La rete del futuro. Anche dove si gioca il domani delle comunicazioni il terreno non può che essere scivoloso. E qui Romani si è fatto una certa esperienza, con strategie che coincidono sempre con quelle del Biscione, che guarda un po’ una rete di suo non la possiede. Così l’obiettivo diventa la proprietà di Telecom, azienda che ha il monopolio della rete telefonica italiana. Una partita tutt’altro che facile, una missione che vede Romani impegnarsi a manovrare ma senza grande successo, almeno finora. Fallisce il tentativo di sostituire Franco Bernabè con Stefano Parisi, ad di Fastweb (e amico del viceministro) con l’obiettivo di scorporare la rete Telecom. Romani chiama allora come consulente un esperto come Francesco Caio e gli chiede studiare una soluzione per dotare l’italia di una rete di nuova generazione. Questi conclude dicendo che la rete va scorporata e divisa tra tutti gli operatori. Facile, no? Bene, ma c’entra Mediaset?

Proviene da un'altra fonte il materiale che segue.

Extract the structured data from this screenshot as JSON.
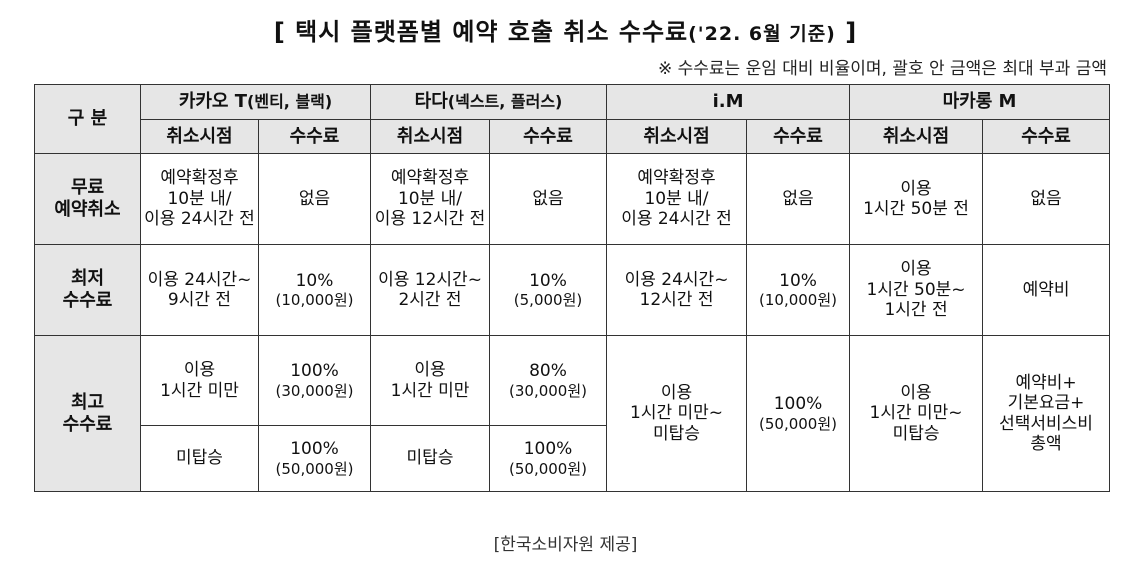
{
  "title": {
    "main": "[ 택시 플랫폼별 예약 호출 취소 수수료",
    "paren": "('22. 6월 기준)",
    "close": " ]"
  },
  "note": "※ 수수료는 운임 대비 비율이며, 괄호 안 금액은 최대 부과 금액",
  "table": {
    "corner": "구 분",
    "platforms": [
      {
        "name": "카카오 T",
        "sub": "(벤티, 블랙)"
      },
      {
        "name": "타다",
        "sub": "(넥스트, 플러스)"
      },
      {
        "name": "i.M",
        "sub": ""
      },
      {
        "name": "마카롱 M",
        "sub": ""
      }
    ],
    "col_cancel": "취소시점",
    "col_fee": "수수료",
    "rows": {
      "free": {
        "label": [
          "무료",
          "예약취소"
        ],
        "kakao_time": [
          "예약확정후",
          "10분 내/",
          "이용 24시간 전"
        ],
        "kakao_fee": [
          "없음"
        ],
        "tada_time": [
          "예약확정후",
          "10분 내/",
          "이용 12시간 전"
        ],
        "tada_fee": [
          "없음"
        ],
        "im_time": [
          "예약확정후",
          "10분 내/",
          "이용 24시간 전"
        ],
        "im_fee": [
          "없음"
        ],
        "macaron_time": [
          "이용",
          "1시간 50분 전"
        ],
        "macaron_fee": [
          "없음"
        ]
      },
      "min": {
        "label": [
          "최저",
          "수수료"
        ],
        "kakao_time": [
          "이용 24시간~",
          "9시간 전"
        ],
        "kakao_fee": [
          "10%",
          "(10,000원)"
        ],
        "tada_time": [
          "이용 12시간~",
          "2시간 전"
        ],
        "tada_fee": [
          "10%",
          "(5,000원)"
        ],
        "im_time": [
          "이용 24시간~",
          "12시간 전"
        ],
        "im_fee": [
          "10%",
          "(10,000원)"
        ],
        "macaron_time": [
          "이용",
          "1시간 50분~",
          "1시간 전"
        ],
        "macaron_fee": [
          "예약비"
        ]
      },
      "max": {
        "label": [
          "최고",
          "수수료"
        ],
        "kakao_time_1": [
          "이용",
          "1시간 미만"
        ],
        "kakao_fee_1": [
          "100%",
          "(30,000원)"
        ],
        "tada_time_1": [
          "이용",
          "1시간 미만"
        ],
        "tada_fee_1": [
          "80%",
          "(30,000원)"
        ],
        "im_time": [
          "이용",
          "1시간 미만~",
          "미탑승"
        ],
        "im_fee": [
          "100%",
          "(50,000원)"
        ],
        "macaron_time": [
          "이용",
          "1시간 미만~",
          "미탑승"
        ],
        "macaron_fee": [
          "예약비+",
          "기본요금+",
          "선택서비스비",
          "총액"
        ],
        "kakao_time_2": [
          "미탑승"
        ],
        "kakao_fee_2": [
          "100%",
          "(50,000원)"
        ],
        "tada_time_2": [
          "미탑승"
        ],
        "tada_fee_2": [
          "100%",
          "(50,000원)"
        ]
      }
    }
  },
  "source": "[한국소비자원 제공]"
}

Per esempio In una riunione tra lo stesso Romani, Caio e Confalonieri nella quale si discute come scorporare la rete Telecom ma senza che quest’ultima sappia nulla. L’operazione viene bloccata. Romani insiste: lancia il progetto – assieme a Vodafone e Wind – di una nuova rete superveloce. Ma tutto resta fermo.

Il moralista. Chi non ricorda la sollevazione del popolo web quando, all’inizio dell’anno, filtrarono i contenuti delle disposizioni del decreto Romani su cinema, web e televisioni? Molte di queste furono poi epurate all’atto dell’approvazione – il cosidetto bavaglio al web, per esempio – e fecero sorridere alcune di quelle contenute nel capitolo “tutela ai minori” come l’sms che avvisava i genitori che il figlio stava navigando un sito hard. Sì, perché l’estensore, padre di tre figli, proprio con il porno ha fatto qualche soldino. Come quando era l’editore di Lombardia 7 – dal 1990 al 1995 – e portava avanti una tv privata con una forte presenza di programmi a luci rosse e linee 144, le cosidette hot-line che regalavano bollette astronomiche agli utenti più ingenui. Il programma di maggior successo era “Vizi privati e pubbliche visioni” con protagonista l’esuberante Maurizia Paradiso. Che sembra abbia rotto il suo rapporto professionale con l’editore dopo una litigata rimasta nella leggenda.